Кисель опустил глаза. Сказал глухо:
- О том и речь пойдет, князюшка. Был ты в Вологде архипастырем обласкан и взыскан, и того тебе показалось мало, и ты, желая правду отыскать, из гиперборейских пустынь прибежал на Москву.
Тимофей согласно кивнул.
- И из Москвы ты снова утек: обидел тебя царь Михаил и бояре его - не дали тебе в Вологде наместничества, попрали твое доброродство.
Кисель поднял голову, строго взглянув на собеседника. Анкудинов снова кивнул согласно.
- А в Речи Посполитой чего ты чаешь найти? Веселого да сытого житья? На такое житье и здесь притязателей довольно.
И Тимоша вспомнил лес под Киевом и сказанные ему Костей слова: "В золоте будем ходить и на золоте есть, как и подобает великим мужам, кои от одного короля к другому служить отъезжают!" Вспомнив это, от дурного предчувствия заробел: не просто, видать, зарабатывают веселое да сытое житье. Желая переменить разговор, он сказал:
- И все-то ты, Адам Григорьевич, меня пытаешь: что да как? А ну я тебя спрошу: зачем ты меня в Варшаву везешь? С золотых тарелей кормить? Ренским вином поить? Или же к какому делу приспосабливать? А ежели едем мы с тобой для какого дела, так скажи мне о нем испряма, без утайки.
Кисель надел очки, в упор посмотрел на Анкудинова.
- А и скажу. Испряма. Без утайки. Ты Речи Посполитой таков как есть не надобен. Воевод да подскарбиев, каштелянов да гетманов у нас и без тебя довольно. Нам нужен московскому царю первого градуса супротивник и супостат. Чтобы подыскивал под ним государство, чтоб трон его шатал беспрерывно.
У Тимоши снова нехорошо стало на сердце: вспомнил Вологду, книжницу Варлаама и то, как на себя в зерцало глядел: на Шуйского - царя - похож ли?
- Если ты Шуйский, князь, то отеческий стол должен взять и никому отнюдь его не уступать. Ну, а ежели кто иной, тогда и говорить нам с тобой не о чем.
Анкудинов скривил рот набок, развел руками, сказал с обидой:
- Неверки такой не ждал от тебя, Адам Григорьевич. Может, что сказал не так - прости. А отечество мое всем ведомо.
И снова как бы ненароком прикоснулся к кресту.
- Ну, а если так, князь, то будешь ты в Варшаве не просителем, а московского престола искателем.
Кисель и его свита остановились на собственном подворье Адама Григорьевича в Краковском предместье Варшавы. Тимофея и Костю поместили в двух разных покоях. У Кости покой был поменьше и попроще, у Тимоши - высок, светел, на потолке пухлые крылатые младенцы с луками и стрелами, сиречь амуры или же купидоны. Кровать с шатром, а в головах зерцало до самого балдахина.

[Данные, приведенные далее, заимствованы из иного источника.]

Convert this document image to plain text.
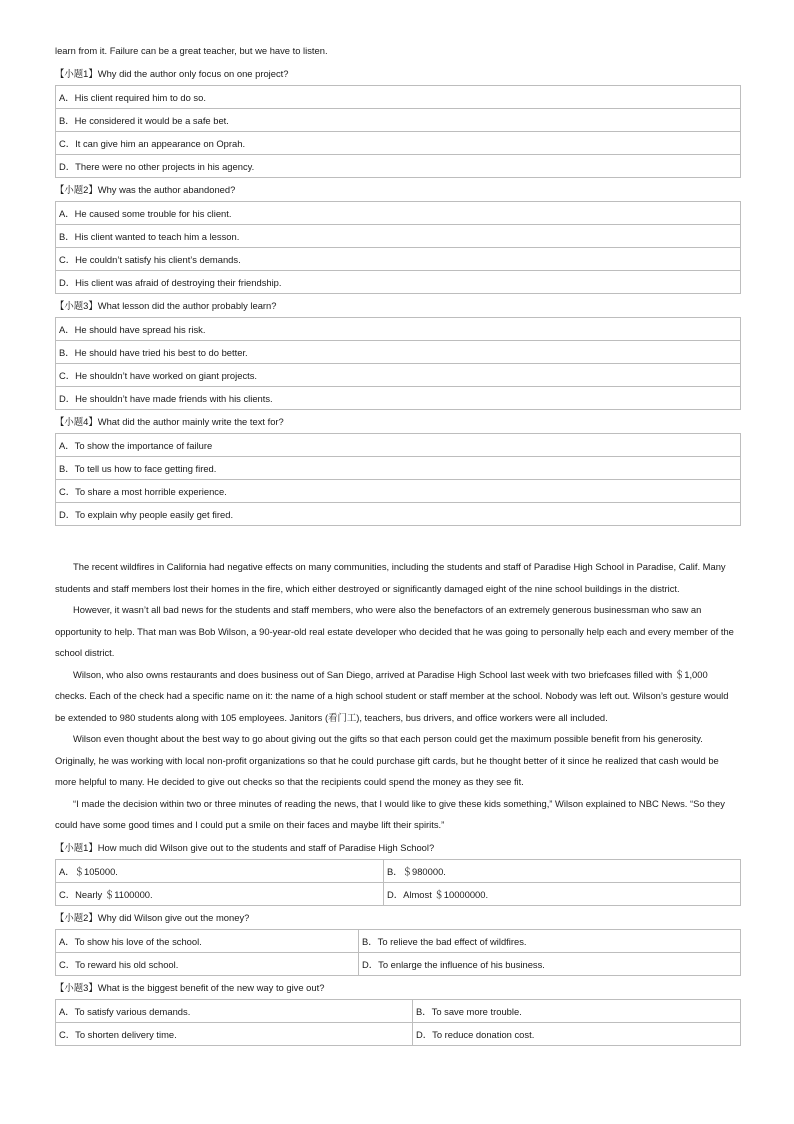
learn from it. Failure can be a great teacher, but we have to listen.
【小题1】Why did the author only focus on one project?
A．His client required him to do so.
B．He considered it would be a safe bet.
C．It can give him an appearance on Oprah.
D．There were no other projects in his agency.
【小题2】Why was the author abandoned?
A．He caused some trouble for his client.
B．His client wanted to teach him a lesson.
C．He couldn’t satisfy his client’s demands.
D．His client was afraid of destroying their friendship.
【小题3】What lesson did the author probably learn?
A．He should have spread his risk.
B．He should have tried his best to do better.
C．He shouldn’t have worked on giant projects.
D．He shouldn’t have made friends with his clients.
【小题4】What did the author mainly write the text for?
A．To show the importance of failure
B．To tell us how to face getting fired.
C．To share a most horrible experience.
D．To explain why people easily get fired.

The recent wildfires in California had negative effects on many communities, including the students and staff of Paradise High School in Paradise, Calif. Many students and staff members lost their homes in the fire, which either destroyed or significantly damaged eight of the nine school buildings in the district.

However, it wasn’t all bad news for the students and staff members, who were also the benefactors of an extremely generous businessman who saw an opportunity to help. That man was Bob Wilson, a 90-year-old real estate developer who decided that he was going to personally help each and every member of the school district.

Wilson, who also owns restaurants and does business out of San Diego, arrived at Paradise High School last week with two briefcases filled with ＄1,000 checks. Each of the check had a specific name on it: the name of a high school student or staff member at the school. Nobody was left out. Wilson’s gesture would be extended to 980 students along with 105 employees. Janitors (看门工), teachers, bus drivers, and office workers were all included.

Wilson even thought about the best way to go about giving out the gifts so that each person could get the maximum possible benefit from his generosity. Originally, he was working with local non-profit organizations so that he could purchase gift cards, but he thought better of it since he realized that cash would be more helpful to many. He decided to give out checks so that the recipients could spend the money as they see fit.

“I made the decision within two or three minutes of reading the news, that I would like to give these kids something,” Wilson explained to NBC News. “So they could have some good times and I could put a smile on their faces and maybe lift their spirits.”

【小题1】How much did Wilson give out to the students and staff of Paradise High School?
A．＄105000.	B．＄980000.
C．Nearly ＄1100000.	D．Almost ＄10000000.
【小题2】Why did Wilson give out the money?
A．To show his love of the school.	B．To relieve the bad effect of wildfires.
C．To reward his old school.	D．To enlarge the influence of his business.
【小题3】What is the biggest benefit of the new way to give out?
A．To satisfy various demands.	B．To save more trouble.
C．To shorten delivery time.	D．To reduce donation cost.
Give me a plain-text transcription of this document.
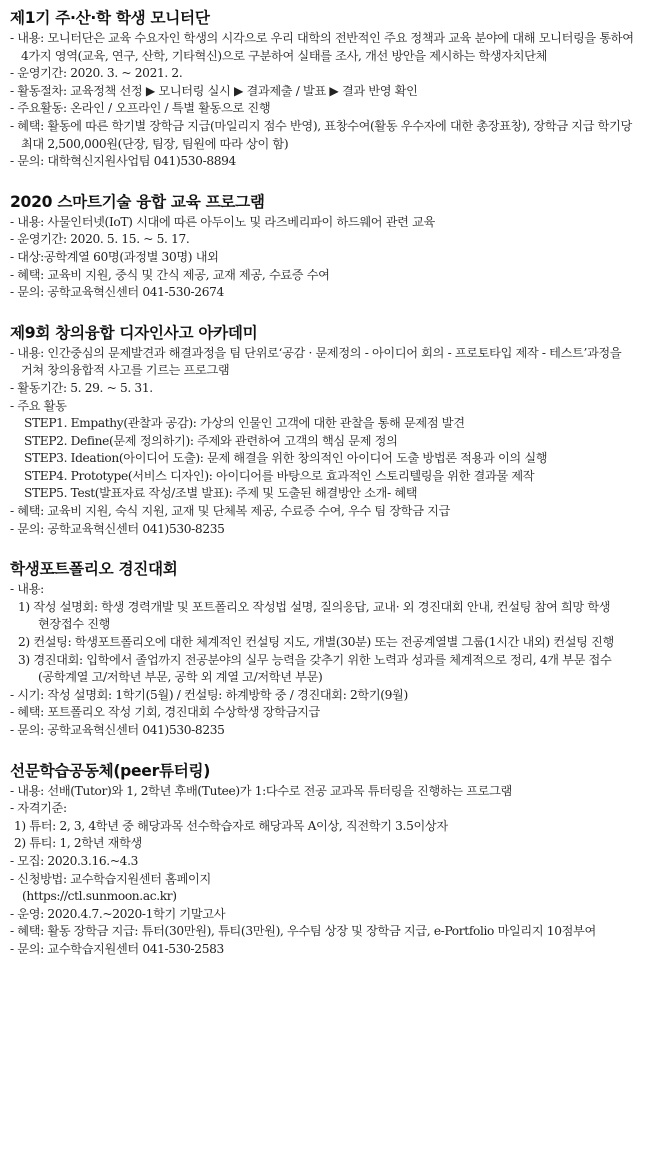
제1기 주·산·학 학생 모니터단
- 내용: 모니터단은 교육 수요자인 학생의 시각으로 우리 대학의 전반적인 주요 정책과 교육 분야에 대해 모니터링을 통하여 4가지 영역(교육, 연구, 산학, 기타혁신)으로 구분하여 실태를 조사, 개선 방안을 제시하는 학생자치단체
- 운영기간: 2020. 3. ~ 2021. 2.
- 활동절차: 교육정책 선정 ▶ 모니터링 실시 ▶ 결과제출 / 발표 ▶ 결과 반영 확인
- 주요활동: 온라인 / 오프라인 / 특별 활동으로 진행
- 혜택: 활동에 따른 학기별 장학금 지급(마일리지 점수 반영), 표창수여(활동 우수자에 대한 총장표창), 장학금 지급 학기당 최대 2,500,000원(단장, 팀장, 팀원에 따라 상이 함)
- 문의: 대학혁신지원사업팀 041)530-8894
2020 스마트기술 융합 교육 프로그램
- 내용: 사물인터넷(IoT) 시대에 따른 아두이노 및 라즈베리파이 하드웨어 관련 교육
- 운영기간: 2020. 5. 15. ~ 5. 17.
- 대상:공학계열 60명(과정별 30명) 내외
- 혜택: 교육비 지원, 중식 및 간식 제공, 교재 제공, 수료증 수여
- 문의: 공학교육혁신센터 041-530-2674
제9회 창의융합 디자인사고 아카데미
- 내용: 인간중심의 문제발견과 해결과정을 팀 단위로‘공감 · 문제정의 - 아이디어 회의 - 프로토타입 제작 - 테스트’과정을 거쳐 창의융합적 사고를 기르는 프로그램
- 활동기간: 5. 29. ~ 5. 31.
- 주요 활동
STEP1. Empathy(관찰과 공감): 가상의 인물인 고객에 대한 관찰을 통해 문제점 발견
STEP2. Define(문제 정의하기): 주제와 관련하여 고객의 핵심 문제 정의
STEP3. Ideation(아이디어 도출): 문제 해결을 위한 창의적인 아이디어 도출 방법론 적용과 이의 실행
STEP4. Prototype(서비스 디자인): 아이디어를 바탕으로 효과적인 스토리텔링을 위한 결과물 제작
STEP5. Test(발표자료 작성/조별 발표): 주제 및 도출된 해결방안 소개- 혜택
- 혜택: 교육비 지원, 숙식 지원, 교재 및 단체복 제공, 수료증 수여, 우수 팀 장학금 지급
- 문의: 공학교육혁신센터 041)530-8235
학생포트폴리오 경진대회
- 내용:
1) 작성 설명회: 학생 경력개발 및 포트폴리오 작성법 설명, 질의응답, 교내· 외 경진대회 안내, 컨설팅 참여 희망 학생 현장접수 진행
2) 컨설팅: 학생포트폴리오에 대한 체계적인 컨설팅 지도, 개별(30분) 또는 전공계열별 그룹(1시간 내외) 컨설팅 진행
3) 경진대회: 입학에서 졸업까지 전공분야의 실무 능력을 갖추기 위한 노력과 성과를 체계적으로 정리, 4개 부문 접수(공학계열 고/저학년 부문, 공학 외 계열 고/저학년 부문)
- 시기: 작성 설명회: 1학기(5월) / 컨설팅: 하계방학 중 / 경진대회: 2학기(9월)
- 혜택: 포트폴리오 작성 기회, 경진대회 수상학생 장학금지급
- 문의: 공학교육혁신센터 041)530-8235
선문학습공동체(peer튜터링)
- 내용: 선배(Tutor)와 1, 2학년 후배(Tutee)가 1:다수로 전공 교과목 튜터링을 진행하는 프로그램
- 자격기준:
1) 튜터: 2, 3, 4학년 중 해당과목 선수학습자로 해당과목 A이상, 직전학기 3.5이상자
2) 튜티: 1, 2학년 재학생
- 모집: 2020.3.16.~4.3
- 신청방법: 교수학습지원센터 홈페이지
(https://ctl.sunmoon.ac.kr)
- 운영: 2020.4.7.~2020-1학기 기말고사
- 혜택: 활동 장학금 지급: 튜터(30만원), 튜티(3만원), 우수팀 상장 및 장학금 지급, e-Portfolio 마일리지 10점부여
- 문의: 교수학습지원센터 041-530-2583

И корм с самого начала стали давать совсем иной, нежели в Киеве. Костя усмехался, довольный, Тимоша при Косте не тужил. Однако, оставаясь один, глядя в затканный серебряными звездами испод балдахина, думал: "Какую же плату возьмет за все это христолюбивый пан Адам?" И понимал: немалую.
Меж тем не проходило дня, чтоб Адам Григорьевич не наведывался к Тимоше. Еще чаще звал его за свой стол, где на камчатной скатерти стояли не хлеб с молоком и не лук с чесноком.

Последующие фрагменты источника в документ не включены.